A one-time build of a docker image based on ubuntu:xenial from docker hub is required using the Dockerfile of this project. From this script project directory containing the Dockerfile run:

$ docker build -t "asuswrt-merlin-addons" .

This will take some time since many required packages will be downloaded from ubuntu and installed in the produced docker image called asuswrt-merlin-addons.

This produces a standard xenial build environment (Ubuntu 16.04 LTS) described in asuswrt-merlin build instruction, README.TXT, found at the asuswrt-merlin project root.

Verify that the image was created successfully by checking (with the docker daemon running) that the asuswrt-merlin-addons image is present:

$ docker images
REPOSITORY            TAG    IMAGE ID     CREATED     SIZE
asuswrt-merlin-addons latest d3348e4351a0 1 days ago  1.027 GB
:

and that it can run successfully in a container and is the expected version:

$ docker run asuswrt-merlin-addons
DISTRIB_ID=Ubuntu
DISTRIB_RELEASE=16.04
DISTRIB_CODENAME=xenial
DISTRIB_DESCRIPTION="Ubuntu 16.04.1 LTS"

Place the directory containing this script project at the root of the asuswrt-merlin tree and run docker-build-asuswrt-merlin.sh script from this project's directory.

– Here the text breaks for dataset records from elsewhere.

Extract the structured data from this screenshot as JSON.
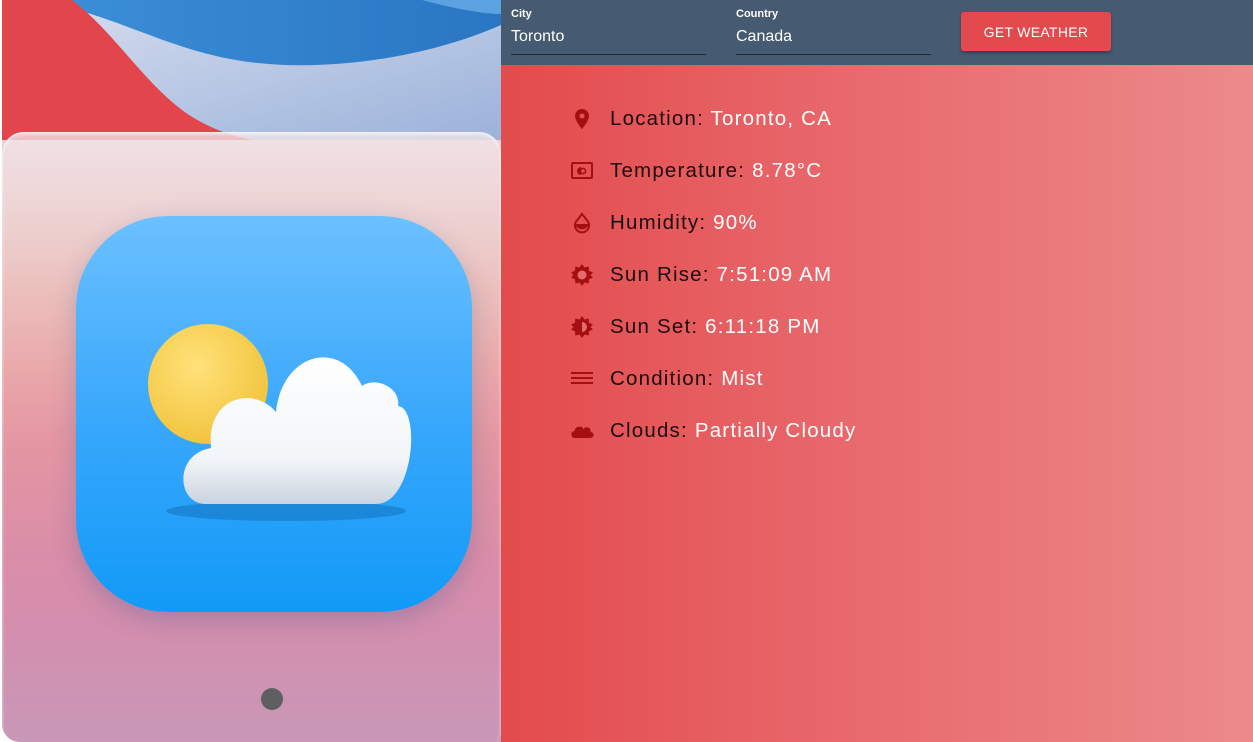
{
  "form": {
    "city_label": "City",
    "city_value": "Toronto",
    "country_label": "Country",
    "country_value": "Canada",
    "submit_label": "GET WEATHER"
  },
  "weather": {
    "location": {
      "icon": "location-pin-icon",
      "label": "Location:",
      "value": "Toronto, CA"
    },
    "temperature": {
      "icon": "thermostat-icon",
      "label": "Temperature:",
      "value": "8.78°C"
    },
    "humidity": {
      "icon": "water-drop-icon",
      "label": "Humidity:",
      "value": "90%"
    },
    "sunrise": {
      "icon": "sun-icon",
      "label": "Sun Rise:",
      "value": "7:51:09 AM"
    },
    "sunset": {
      "icon": "sun-half-icon",
      "label": "Sun Set:",
      "value": "6:11:18 PM"
    },
    "condition": {
      "icon": "menu-lines-icon",
      "label": "Condition:",
      "value": "Mist"
    },
    "clouds": {
      "icon": "cloud-icon",
      "label": "Clouds:",
      "value": "Partially Cloudy"
    }
  },
  "colors": {
    "toolbar_bg": "#465a72",
    "button_bg": "#e34a4e",
    "panel_gradient_start": "#e34b4c",
    "panel_gradient_end": "#ec8a8a",
    "icon_color": "#a50f12",
    "label_color": "#1b0c10",
    "value_color": "#ffffff"
  }
}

No pull or other git command occurs that contact the asuswrt-merlin git repository in the build script. So if a pull or other git command is needed to set up the local tree, it must be done manually before running the script.

One or more or all supported routers can be built with a single script execution as shown in these examples:

$ ./docker-build-asuswrt-merlin.sh clean rt-ac5300 cleankernel clean clean-src rt-ac56u
$ ./docker-build-asuswrt-merlin.sh rt-n66u
$ ./docker-build-asuswrt-merlin.sh all

If "permission denied" errors occur shortly after starting the build, it may be due to selinux problems. The easiest way to "fix" the problem (Fedora specific) is to just remove the OPTION "--selinux-enabled" from /etc/sysconfig/docker and restart the docker daemon as shown above and try the build again. Alternatively, selinux enforcing can be disabled. Of course both ways could introduce security issues (on the build system, not in the router firmware).

See "./docker-build-asuswrt-merlin.sh help" for more details. Optional user selected "clean" action(s) must precede the router name being built. The "all" option automatically does pre-determined clean actions before each supported router is built and should be the only option when it is used.

It is important that asuswrt-merlin project be under git control since the "clean-src" option and "all" option require that portions of the source tree be deleted and "git checkout" occur. So, if these build options are used, make sure that any changes are committed at least locally (or stashed) before starting a build to avoid possible loss of work.

For convenience, at the completion of each router build the resulting firmware file is copied by the script to the asuswrt-merlin top level root directory into an outputs/ directory from the architecture-router dependent locations

"asuswrt-merlin/release/src-rt-*/*/image/RT-*.trx"

So a build with the "all" options will result in nine

RT-*.trx

files appearing at the asuswrt-merlin top level in an outputs/ directory.

By default the docker container runs as root, so files checked out by git and produced by the the script running in the container would become owned by root. However, after the script does some things that must be done by root, it creates a new user and group ID in the container equal to the IDs of the user running the script. The container then completes the build while running as that new user. Therefore, the script does not create or change the ownership of any file in the source tree.